Algorithm 2. Mass imputation using predictive mean matching variant: \hat{y}-\hat{y} matching.
- Estimate regression model m(\boldsymbol{x}, \boldsymbol{\beta}) parameters.
- Predict \hat{y}_{i}=m\left(\boldsymbol{x}_{i}, \hat{\boldsymbol{\beta}}\right), \hat{y}_{j}=m\left(\boldsymbol{x}_{j}, \hat{\boldsymbol{\beta}}\right) for i\in S_{\text{P}}, j\in S_{\text{NP}} and assign each i\in S_{\text{P}} to \hat{\nu}(i), where \hat{\nu}(i)=\operatorname{arg\,min}_{j\in S_{\text{NP}}}d\left(\hat{y}_{i}, \hat{y}_{j}\right).
- If k>1, then \hat{\nu}(i, z) = \operatorname{arg\,min}_{j\in S_{\text{NP}}\setminus\bigcup_{t=1}^{z-1}\{\hat{\nu}(i, t)\}} d\left(\hat{y}_{i}, \hat{y}_{j}\right), e.g., \hat{\nu}(i, z) is z-th nearest neighbor from a sample S_{\text{NP}}.
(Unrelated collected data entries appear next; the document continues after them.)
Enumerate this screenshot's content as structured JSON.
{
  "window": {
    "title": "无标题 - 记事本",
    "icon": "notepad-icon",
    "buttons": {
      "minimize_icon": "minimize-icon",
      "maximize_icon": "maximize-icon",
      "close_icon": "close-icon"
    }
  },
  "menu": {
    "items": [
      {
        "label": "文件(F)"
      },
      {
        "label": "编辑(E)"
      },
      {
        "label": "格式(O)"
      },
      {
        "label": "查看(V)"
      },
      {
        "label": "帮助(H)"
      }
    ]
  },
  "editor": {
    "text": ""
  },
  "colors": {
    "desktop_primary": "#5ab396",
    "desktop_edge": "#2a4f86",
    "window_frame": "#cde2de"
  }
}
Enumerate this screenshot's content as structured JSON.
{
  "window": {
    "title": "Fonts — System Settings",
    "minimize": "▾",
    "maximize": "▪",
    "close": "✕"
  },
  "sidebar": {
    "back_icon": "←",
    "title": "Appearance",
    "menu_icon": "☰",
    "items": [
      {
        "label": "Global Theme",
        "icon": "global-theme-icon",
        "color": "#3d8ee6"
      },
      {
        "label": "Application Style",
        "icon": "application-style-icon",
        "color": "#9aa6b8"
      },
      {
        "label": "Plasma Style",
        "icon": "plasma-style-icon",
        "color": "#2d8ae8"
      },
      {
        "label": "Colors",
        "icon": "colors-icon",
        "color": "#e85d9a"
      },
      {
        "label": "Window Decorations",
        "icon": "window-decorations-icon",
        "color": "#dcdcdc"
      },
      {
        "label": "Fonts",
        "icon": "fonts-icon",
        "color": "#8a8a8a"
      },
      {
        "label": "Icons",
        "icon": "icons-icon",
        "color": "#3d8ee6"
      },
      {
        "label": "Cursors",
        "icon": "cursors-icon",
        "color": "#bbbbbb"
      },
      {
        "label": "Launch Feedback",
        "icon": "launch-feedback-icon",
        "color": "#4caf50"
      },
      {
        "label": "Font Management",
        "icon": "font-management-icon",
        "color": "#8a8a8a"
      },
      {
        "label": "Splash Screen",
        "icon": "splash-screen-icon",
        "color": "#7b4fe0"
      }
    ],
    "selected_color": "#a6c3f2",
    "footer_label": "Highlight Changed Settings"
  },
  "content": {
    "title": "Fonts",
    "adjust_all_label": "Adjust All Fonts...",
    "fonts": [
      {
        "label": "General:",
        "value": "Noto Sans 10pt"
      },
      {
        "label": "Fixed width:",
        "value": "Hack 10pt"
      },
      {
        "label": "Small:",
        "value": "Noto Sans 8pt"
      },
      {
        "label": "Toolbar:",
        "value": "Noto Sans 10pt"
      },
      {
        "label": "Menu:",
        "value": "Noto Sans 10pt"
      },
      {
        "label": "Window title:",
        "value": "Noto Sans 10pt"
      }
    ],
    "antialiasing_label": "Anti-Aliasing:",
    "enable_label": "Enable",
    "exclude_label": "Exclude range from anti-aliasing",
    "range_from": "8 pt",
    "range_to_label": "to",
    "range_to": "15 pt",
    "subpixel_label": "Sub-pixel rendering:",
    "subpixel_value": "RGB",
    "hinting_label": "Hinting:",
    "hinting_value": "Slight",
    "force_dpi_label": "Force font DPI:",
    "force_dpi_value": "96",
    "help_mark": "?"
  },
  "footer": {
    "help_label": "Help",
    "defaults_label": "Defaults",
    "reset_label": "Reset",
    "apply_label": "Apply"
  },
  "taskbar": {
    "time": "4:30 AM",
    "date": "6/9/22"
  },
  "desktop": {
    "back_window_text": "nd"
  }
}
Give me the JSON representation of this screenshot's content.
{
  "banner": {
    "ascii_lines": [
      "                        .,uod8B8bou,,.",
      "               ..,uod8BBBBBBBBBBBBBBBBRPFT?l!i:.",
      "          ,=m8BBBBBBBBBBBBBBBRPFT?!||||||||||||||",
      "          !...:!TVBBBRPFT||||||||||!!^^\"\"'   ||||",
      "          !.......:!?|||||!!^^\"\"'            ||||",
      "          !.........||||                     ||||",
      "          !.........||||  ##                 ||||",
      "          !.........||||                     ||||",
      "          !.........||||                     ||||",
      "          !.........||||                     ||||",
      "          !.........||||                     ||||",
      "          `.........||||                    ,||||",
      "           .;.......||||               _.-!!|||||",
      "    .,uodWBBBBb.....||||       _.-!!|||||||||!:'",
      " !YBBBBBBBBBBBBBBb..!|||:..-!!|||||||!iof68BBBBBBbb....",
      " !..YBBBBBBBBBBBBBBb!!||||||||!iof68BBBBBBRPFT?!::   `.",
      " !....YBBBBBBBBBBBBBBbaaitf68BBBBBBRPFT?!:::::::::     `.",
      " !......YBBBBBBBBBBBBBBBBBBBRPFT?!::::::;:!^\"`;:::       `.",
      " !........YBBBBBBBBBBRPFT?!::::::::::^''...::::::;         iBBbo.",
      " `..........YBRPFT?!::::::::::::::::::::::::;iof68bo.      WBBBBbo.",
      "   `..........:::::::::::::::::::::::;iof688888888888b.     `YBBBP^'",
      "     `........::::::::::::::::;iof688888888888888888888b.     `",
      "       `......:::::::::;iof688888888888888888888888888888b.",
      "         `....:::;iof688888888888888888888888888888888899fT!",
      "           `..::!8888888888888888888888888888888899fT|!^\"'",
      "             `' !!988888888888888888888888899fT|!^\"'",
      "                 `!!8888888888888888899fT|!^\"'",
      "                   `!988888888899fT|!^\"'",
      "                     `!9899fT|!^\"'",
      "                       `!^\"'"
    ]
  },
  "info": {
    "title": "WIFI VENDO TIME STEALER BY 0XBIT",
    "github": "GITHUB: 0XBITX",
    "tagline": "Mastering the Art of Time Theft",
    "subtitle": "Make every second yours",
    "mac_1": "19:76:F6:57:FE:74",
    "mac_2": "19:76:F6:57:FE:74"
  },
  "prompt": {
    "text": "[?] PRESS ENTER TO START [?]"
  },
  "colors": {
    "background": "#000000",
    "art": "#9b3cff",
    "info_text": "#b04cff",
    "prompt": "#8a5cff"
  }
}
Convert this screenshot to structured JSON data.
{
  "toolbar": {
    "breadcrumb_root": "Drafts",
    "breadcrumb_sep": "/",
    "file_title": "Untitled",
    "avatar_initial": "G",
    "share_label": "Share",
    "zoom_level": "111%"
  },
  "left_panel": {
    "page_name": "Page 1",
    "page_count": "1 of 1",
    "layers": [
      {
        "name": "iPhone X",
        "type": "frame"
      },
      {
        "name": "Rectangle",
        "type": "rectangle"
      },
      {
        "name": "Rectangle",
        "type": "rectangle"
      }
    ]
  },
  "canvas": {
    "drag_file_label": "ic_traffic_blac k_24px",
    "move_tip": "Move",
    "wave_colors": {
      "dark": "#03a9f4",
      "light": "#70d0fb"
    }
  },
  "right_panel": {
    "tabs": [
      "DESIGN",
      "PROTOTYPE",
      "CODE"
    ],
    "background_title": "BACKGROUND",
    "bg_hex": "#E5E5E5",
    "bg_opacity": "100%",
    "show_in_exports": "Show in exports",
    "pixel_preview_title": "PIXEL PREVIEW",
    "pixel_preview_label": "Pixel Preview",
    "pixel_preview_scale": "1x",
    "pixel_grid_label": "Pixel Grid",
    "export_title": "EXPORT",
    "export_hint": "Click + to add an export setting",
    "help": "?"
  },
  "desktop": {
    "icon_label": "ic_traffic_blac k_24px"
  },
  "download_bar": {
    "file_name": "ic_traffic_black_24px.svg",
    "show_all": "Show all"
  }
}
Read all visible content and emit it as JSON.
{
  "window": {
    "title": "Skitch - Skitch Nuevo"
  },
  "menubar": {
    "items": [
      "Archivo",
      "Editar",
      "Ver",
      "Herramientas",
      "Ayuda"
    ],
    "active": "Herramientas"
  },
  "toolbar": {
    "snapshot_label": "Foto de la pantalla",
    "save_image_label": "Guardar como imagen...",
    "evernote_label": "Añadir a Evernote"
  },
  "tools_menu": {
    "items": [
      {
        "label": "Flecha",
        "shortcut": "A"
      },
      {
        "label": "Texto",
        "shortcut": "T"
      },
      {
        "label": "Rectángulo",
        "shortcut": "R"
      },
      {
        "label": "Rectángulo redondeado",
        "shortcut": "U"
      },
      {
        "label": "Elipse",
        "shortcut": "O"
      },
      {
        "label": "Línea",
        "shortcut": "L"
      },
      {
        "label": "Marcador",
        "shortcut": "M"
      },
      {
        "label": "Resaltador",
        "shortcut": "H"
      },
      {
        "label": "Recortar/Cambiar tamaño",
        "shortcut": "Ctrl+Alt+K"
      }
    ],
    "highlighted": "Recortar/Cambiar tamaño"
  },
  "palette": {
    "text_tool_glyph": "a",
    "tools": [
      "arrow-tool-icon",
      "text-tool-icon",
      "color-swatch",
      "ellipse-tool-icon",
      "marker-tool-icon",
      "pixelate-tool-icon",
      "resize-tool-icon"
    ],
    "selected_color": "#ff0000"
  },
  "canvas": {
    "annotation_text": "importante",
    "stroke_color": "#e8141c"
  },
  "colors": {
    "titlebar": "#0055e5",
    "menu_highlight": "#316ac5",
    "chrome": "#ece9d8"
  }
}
- For i \in S_{\text{P}}, calculate imputation value as y_i^* = \frac{1}{k}\sum_{t=1}^{k}y_{\hat{\nu}(i, t)}.
Algorithm 3. Mass imputation using predictive mean matching variant: \hat{y}-y matching.
- Estimate regression model m(\boldsymbol{x}, \boldsymbol{\beta}) parameters.
- Predict \hat{y}_{i}=m\left(\boldsymbol{x}_{i}, \hat{\boldsymbol{\beta}}\right) for i \in S_{\text{P}} and assign each i \in S_{\text{P}} to \hat{\nu}(i), where \hat{\nu}(i)=\operatorname{arg\,min}_{j \in S_{\text{NP}}}d\left(\hat{y}_{i}, y_{j}\right).
- If k>1, then \hat{\nu}(i, z) = \operatorname{arg\,min}_{j \in S_{\text{NP}} \setminus \bigcup_{t=1}^{z-1}\{\hat{\nu}(i, t)\}} d\left(\hat{y}_{i}, y_{j}\right).
- For each i \in S_{\text{P}} calculate imputation value as y_i^* = \frac{1}{k}\sum_{t=1}^{k}y_{\hat{\nu}(i, t)}.